Certains GTFs ont été impliqués dont TFIIE, TFIIF et TFIIH. TFIIF serait capable de diminuer la fréquence des transcriptions abortives et une coopération entre TFIIE et TFIIH permettrait de supprimer les arrêts précoces de l’ARNPII (revue dans (Dvir et al., 2001)). L’ATP aussi semble nécessaire. Tout d’abord, TFIIH, complexe de 9 polypeptides, possède 2 activités enzymatiques dépendantes de l’ATP : une activité ADN hélicase (Schaeffer et al., 1993) et une activité kinase dépendante des cyclines (Fisher and Morgan, 1994). Ensuite la transcription par l’ARNPII nécessite l’hydrolyse des liaisons b-g de l’ATP (Bunick et al., 1982) et cette hydrolyse de l’ATP est requise pour la formation d’un complexe ouvert nécessaire au démarrage de la transcription (revue dans (Dvir et al., 2001)) qui ferait intervenir l’activité hélicase de TFIIH (Dvir et al., 1997; Kugel and Goodrich, 1998; Kumar et al., 1998).

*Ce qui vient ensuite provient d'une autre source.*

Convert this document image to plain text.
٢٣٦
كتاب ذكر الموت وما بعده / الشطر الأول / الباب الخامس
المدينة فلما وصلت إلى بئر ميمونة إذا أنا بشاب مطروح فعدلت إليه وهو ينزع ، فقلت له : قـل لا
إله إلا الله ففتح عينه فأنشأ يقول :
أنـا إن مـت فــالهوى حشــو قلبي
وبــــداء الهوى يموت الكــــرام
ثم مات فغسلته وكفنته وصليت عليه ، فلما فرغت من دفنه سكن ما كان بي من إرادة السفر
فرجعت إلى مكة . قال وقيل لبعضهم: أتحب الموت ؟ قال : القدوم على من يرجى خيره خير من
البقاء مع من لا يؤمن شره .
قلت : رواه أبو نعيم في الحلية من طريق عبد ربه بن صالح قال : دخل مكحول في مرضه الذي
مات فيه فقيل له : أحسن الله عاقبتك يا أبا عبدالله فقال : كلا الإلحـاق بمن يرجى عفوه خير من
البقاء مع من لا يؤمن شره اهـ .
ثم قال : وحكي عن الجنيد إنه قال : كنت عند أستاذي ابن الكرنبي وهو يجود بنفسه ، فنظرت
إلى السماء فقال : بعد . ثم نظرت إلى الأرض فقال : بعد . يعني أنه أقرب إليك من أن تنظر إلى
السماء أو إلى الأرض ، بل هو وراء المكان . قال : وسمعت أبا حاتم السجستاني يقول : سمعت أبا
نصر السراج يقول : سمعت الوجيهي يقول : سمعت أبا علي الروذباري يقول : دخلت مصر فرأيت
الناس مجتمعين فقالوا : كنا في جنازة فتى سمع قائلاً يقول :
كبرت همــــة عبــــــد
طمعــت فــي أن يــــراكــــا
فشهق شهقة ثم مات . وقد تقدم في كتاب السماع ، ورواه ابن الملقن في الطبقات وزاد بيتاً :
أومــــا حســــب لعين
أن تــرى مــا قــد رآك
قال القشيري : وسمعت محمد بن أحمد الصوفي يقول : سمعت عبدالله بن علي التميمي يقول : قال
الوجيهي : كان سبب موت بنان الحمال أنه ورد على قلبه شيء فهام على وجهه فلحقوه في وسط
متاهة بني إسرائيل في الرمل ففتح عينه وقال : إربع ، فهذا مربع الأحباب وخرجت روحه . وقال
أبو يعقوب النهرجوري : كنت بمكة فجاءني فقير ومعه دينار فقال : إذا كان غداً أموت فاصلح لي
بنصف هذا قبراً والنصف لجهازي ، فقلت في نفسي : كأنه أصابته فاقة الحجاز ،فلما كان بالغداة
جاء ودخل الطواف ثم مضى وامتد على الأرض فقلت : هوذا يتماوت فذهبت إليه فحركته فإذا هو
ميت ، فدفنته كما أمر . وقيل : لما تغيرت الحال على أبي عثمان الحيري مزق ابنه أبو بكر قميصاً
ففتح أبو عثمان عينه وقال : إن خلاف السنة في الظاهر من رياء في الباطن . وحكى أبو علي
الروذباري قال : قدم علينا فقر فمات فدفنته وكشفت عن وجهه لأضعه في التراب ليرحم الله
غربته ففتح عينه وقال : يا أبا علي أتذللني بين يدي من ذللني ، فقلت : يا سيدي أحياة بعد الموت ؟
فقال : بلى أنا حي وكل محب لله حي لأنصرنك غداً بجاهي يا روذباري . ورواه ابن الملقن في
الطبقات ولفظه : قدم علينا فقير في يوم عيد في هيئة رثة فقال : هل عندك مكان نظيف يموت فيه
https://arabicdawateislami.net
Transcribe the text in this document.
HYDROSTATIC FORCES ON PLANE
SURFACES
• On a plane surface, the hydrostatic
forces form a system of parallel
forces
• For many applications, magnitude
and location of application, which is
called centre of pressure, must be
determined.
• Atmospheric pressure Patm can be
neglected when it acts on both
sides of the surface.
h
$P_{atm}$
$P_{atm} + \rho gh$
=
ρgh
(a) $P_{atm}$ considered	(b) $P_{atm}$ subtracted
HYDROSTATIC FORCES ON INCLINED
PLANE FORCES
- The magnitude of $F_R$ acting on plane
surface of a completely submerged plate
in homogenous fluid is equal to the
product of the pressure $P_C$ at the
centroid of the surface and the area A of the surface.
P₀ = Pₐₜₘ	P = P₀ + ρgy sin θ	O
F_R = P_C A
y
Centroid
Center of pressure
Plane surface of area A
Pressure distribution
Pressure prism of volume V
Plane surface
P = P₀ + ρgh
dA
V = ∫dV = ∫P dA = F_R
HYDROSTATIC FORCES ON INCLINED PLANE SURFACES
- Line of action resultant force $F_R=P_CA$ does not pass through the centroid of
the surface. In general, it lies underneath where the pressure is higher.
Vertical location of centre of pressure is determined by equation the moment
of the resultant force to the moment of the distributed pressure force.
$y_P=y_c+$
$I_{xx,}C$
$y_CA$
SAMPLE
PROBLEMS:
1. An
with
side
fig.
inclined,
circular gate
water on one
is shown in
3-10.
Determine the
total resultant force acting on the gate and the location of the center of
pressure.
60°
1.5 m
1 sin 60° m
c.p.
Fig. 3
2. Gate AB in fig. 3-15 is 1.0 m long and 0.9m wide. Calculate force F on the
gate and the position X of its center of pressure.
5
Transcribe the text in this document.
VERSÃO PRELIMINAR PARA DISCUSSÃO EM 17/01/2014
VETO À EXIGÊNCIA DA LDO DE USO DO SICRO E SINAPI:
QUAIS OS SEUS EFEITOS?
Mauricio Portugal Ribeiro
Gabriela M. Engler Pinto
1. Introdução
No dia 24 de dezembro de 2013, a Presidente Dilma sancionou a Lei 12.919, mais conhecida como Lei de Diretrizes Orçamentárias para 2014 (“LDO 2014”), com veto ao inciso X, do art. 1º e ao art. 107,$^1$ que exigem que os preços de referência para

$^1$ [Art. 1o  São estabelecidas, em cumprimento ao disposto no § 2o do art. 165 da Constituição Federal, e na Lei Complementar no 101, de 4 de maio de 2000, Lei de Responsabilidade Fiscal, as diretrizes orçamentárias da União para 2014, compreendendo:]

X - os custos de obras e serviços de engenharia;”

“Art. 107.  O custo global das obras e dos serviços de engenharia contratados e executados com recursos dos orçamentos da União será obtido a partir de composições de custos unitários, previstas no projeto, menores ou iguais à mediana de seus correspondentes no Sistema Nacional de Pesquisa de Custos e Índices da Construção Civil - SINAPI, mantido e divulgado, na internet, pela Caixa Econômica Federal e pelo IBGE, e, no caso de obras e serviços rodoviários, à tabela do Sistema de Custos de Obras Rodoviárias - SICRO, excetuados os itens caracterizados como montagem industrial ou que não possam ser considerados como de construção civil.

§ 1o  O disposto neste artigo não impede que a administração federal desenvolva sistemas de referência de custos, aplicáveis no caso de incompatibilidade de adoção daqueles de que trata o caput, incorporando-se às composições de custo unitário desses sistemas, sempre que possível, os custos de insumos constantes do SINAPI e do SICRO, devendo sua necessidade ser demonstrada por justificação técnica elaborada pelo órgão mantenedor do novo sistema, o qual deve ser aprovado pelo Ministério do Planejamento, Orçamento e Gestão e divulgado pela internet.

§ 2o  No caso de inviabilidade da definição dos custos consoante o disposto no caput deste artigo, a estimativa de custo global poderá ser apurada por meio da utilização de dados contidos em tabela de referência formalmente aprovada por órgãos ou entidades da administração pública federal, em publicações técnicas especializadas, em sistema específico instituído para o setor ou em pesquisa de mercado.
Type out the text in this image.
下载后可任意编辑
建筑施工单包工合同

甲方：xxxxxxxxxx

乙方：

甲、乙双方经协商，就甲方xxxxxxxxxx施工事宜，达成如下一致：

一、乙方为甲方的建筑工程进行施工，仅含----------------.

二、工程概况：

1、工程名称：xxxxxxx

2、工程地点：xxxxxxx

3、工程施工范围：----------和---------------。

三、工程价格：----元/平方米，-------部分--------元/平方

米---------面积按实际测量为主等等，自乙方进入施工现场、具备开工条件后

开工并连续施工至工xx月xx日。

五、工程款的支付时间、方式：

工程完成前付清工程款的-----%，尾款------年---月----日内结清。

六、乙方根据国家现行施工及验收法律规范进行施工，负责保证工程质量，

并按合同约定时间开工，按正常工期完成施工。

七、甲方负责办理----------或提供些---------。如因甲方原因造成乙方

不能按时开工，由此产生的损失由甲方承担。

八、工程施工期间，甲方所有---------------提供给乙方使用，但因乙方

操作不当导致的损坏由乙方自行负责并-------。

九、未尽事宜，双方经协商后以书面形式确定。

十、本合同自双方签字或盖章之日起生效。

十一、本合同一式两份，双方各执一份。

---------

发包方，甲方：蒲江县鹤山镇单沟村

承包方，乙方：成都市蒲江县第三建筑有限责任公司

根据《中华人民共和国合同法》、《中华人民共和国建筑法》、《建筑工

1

Enfin l’activité kinase CDK7 contenue dans le complexe TFIIH permettrait de phosphoryler le CTD de l’ARNPII engagée, guidant le processus vers l’étape de l’élongation.

Les données actuelles permettent de définir cette étape en 2 parties : une première qui consiste en l’activation du complexe de transcription et l’autre en la libération du promoteur, ce qui correspond à l’avancée de l’ARNPII et de certains co-facteurs associés, dans la chromatine. Ce mécanisme fait intervenir directement le complexe TFIIH et l’ATP.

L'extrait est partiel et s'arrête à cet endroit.